1-La civilisation arabe apparaît comme un amalgame.

Les musulmans sont les héritiers des civilisations grecques, romaines, hellénistiques dans ces provinces ravies à l’empire byzantin (Syrie. Egypte, Sicile) et les héritiers des civilisations orientales (Inde, Chine) par l’entremise des Perses en prenant, à Bagdad, la place des anciens maîtres Sassanides.

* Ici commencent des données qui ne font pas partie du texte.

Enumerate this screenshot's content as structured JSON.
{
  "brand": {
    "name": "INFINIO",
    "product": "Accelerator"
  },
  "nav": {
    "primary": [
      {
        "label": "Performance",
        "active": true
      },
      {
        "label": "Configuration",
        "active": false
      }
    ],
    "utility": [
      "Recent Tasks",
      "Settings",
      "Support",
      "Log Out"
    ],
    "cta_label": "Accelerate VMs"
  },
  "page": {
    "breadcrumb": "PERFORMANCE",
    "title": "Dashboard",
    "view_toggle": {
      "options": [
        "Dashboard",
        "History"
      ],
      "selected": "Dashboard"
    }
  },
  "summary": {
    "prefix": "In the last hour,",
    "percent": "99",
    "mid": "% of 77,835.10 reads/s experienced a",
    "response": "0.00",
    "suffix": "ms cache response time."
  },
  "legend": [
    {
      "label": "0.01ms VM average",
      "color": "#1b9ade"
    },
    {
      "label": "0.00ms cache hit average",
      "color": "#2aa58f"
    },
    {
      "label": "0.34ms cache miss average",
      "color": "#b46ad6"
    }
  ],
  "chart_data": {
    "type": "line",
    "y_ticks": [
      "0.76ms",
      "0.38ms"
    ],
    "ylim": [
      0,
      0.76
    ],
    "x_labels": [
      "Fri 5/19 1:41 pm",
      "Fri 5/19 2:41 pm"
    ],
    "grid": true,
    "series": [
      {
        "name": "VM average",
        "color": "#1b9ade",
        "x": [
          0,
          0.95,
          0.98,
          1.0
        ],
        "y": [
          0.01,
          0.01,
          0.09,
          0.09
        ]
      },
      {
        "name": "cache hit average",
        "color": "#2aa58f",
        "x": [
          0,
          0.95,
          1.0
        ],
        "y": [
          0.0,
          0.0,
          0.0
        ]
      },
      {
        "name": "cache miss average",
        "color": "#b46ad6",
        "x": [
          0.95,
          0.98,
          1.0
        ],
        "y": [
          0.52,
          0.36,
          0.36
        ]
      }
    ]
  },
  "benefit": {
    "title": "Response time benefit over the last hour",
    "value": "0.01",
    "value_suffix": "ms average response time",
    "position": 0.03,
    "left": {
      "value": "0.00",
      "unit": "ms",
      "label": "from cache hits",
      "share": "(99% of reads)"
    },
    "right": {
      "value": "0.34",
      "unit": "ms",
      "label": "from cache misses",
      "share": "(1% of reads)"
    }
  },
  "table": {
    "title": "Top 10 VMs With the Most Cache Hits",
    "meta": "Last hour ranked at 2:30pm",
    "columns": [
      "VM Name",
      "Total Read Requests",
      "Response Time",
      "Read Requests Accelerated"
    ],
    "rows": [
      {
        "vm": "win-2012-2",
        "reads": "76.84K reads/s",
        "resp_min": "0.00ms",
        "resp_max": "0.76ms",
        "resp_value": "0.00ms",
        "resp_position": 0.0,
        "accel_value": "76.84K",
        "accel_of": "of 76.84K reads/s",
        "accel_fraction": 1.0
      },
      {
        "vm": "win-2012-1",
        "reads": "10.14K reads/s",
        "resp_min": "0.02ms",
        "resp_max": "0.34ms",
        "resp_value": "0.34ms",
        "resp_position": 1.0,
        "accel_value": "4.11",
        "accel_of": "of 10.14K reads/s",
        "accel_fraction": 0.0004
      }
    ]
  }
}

 — Les Arabes... « élément de coordination » : « Les Arabes d’origine ont joué surtout le rôle d’un élément de coordination. Leur domination politique fut déterminante, leur rôle de mécène incontestable, leur langue la plus couramment utilisée, mais au nombre des « penseurs arabes » se trouvent, aux côtés d’Arabes authentiques, des Juifs et même des chrétiens, des Syriens, des espagnols, des Normands et surtout des Perses,  par exemple Al Razi, lbn Sina, Al Bairuni).

 — Les traductions : Le premier souci des grands khalifes est de faire traduire les œuvres des philosophes et savants écrites en grec ou en persan. « Le septième khalife de la dynastie abbasside, Abd Allah al Mamun ibn Harun ar-Rachid, s’occupa de rechercher la science à où elle se trouvait. Il entra en relation avec les empereurs de Byzance, leur fit de riches cadeaux et les pria de lui faire don des livres de philosophie qu’ils avaient en leur possession... Al Mamun fit alors le choix de traducteurs émérites et les chargea de traduire ces ouvrages de leur mieux. La traduction ayant été faite avec toute la perfection possible, le khalife, poussa ses sujets à les étudier. Par suite le mouvement scientifique s’affermit sous le règne de ce prince... L’empire abbasside à ce moment rivalisa presque avec celui des Romains à l’époque de sa splendeur». —        Sa’id al Andalousi, Le livre des catégories des nations (XIème siècle), (traduction. R. Blachère). 

2) L’apogée de la civilisation musulmane du VIIIème au XIIème siècle :

Après la conquête et l’organisation d’un empire de l’Atlantique à l’lndus par les Ommayades, l’époque abbasside est illustrée par l’intense activité intellectuelle et artistique tant de Baghdad que des autres capitales lorsque l’empire s’émiette.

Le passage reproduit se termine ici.